Police officers met Flight AAL38 at Miami International Airport when it returned, and escorted a woman in her 40s off the plane, said Lea Gonzalez, a public information officer for the Miami-Dade Police Department. She was not arrested, Ms. Gonzalez said.

The Boeing 777, carrying 129 passengers and 14 crew members, was about 500 miles into its 4,400-mile flight when it reversed course off the coast of North Carolina, flight trackers show.

American Airlines said in a statement that the flight had been diverted because of “a disruptive customer refusing to comply with the federal mask requirement.”

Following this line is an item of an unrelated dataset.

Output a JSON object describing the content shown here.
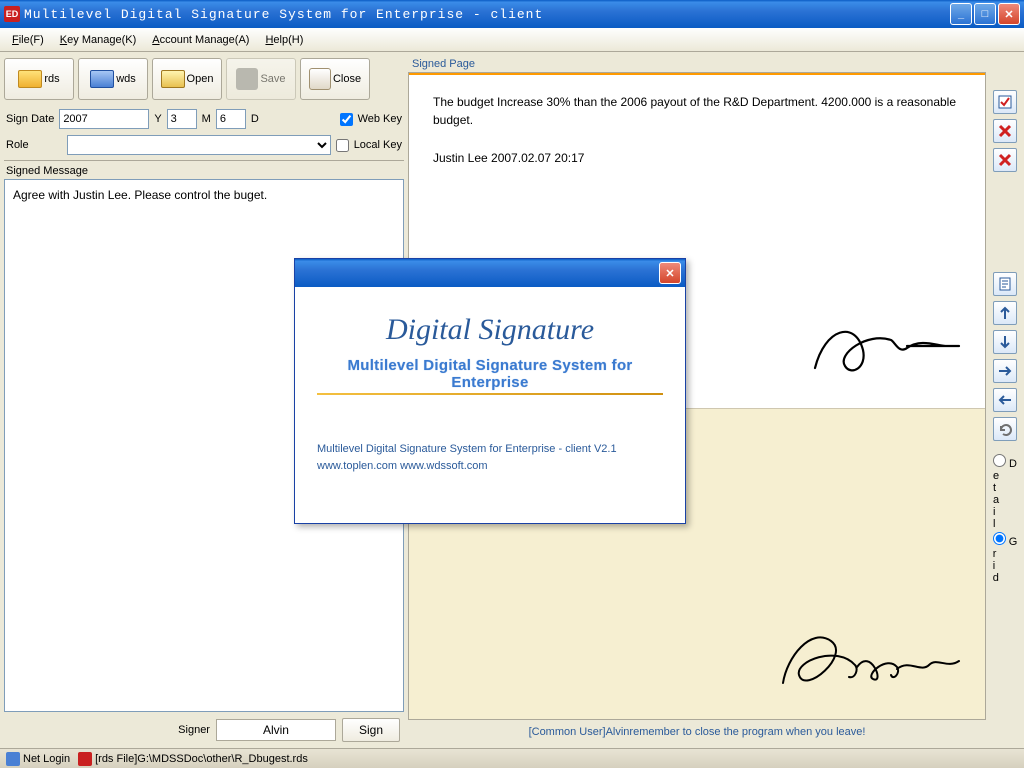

She wasn’t arrested? Why the hell not?!

Of course, this was not an isolated incident—though it’s the first time I can recall a flight turning around to 86 the offending arschloch. According to the FAA, the agency received 5,981 reports about unruly passengers in 2021, and 4,290 of these incidents were mask-related.

That said, how pissed would you have been if you’d been on this flight? They should have given her a parachute, a complimentary wet wipe, and a jumbo tub of Red Vines and aimed her pestiferous carcass for Snake Island. Or maybe told her there was a Biden voter in the bathroom who’s never seen Plandemic. And then, you know, lock her ass in. I’m sure her fellow passengers would have been more than happy to cross their legs for eight hours if it meant quashing this cockwomble.

I wish I had better advice, but I have anti-vaxxers and anti-maskers in my own family, and I can’t even get through to them. Probably because I never visit—because at this point it would be safer to spend my summers in Chernobyl foraging for expired RC Cola and Kazakhstani urinal cakes than fly back to Wisconsin and hug my sister.

But I’m not bitter or anything! Just fed up with these ambulatory ass warts who won’t let the rest of us get on with our lives.

I’m sorry. That was a bit harsh. My sincere apologies to ass warts. At least they keep themselves covered up. Most of the time, anyway.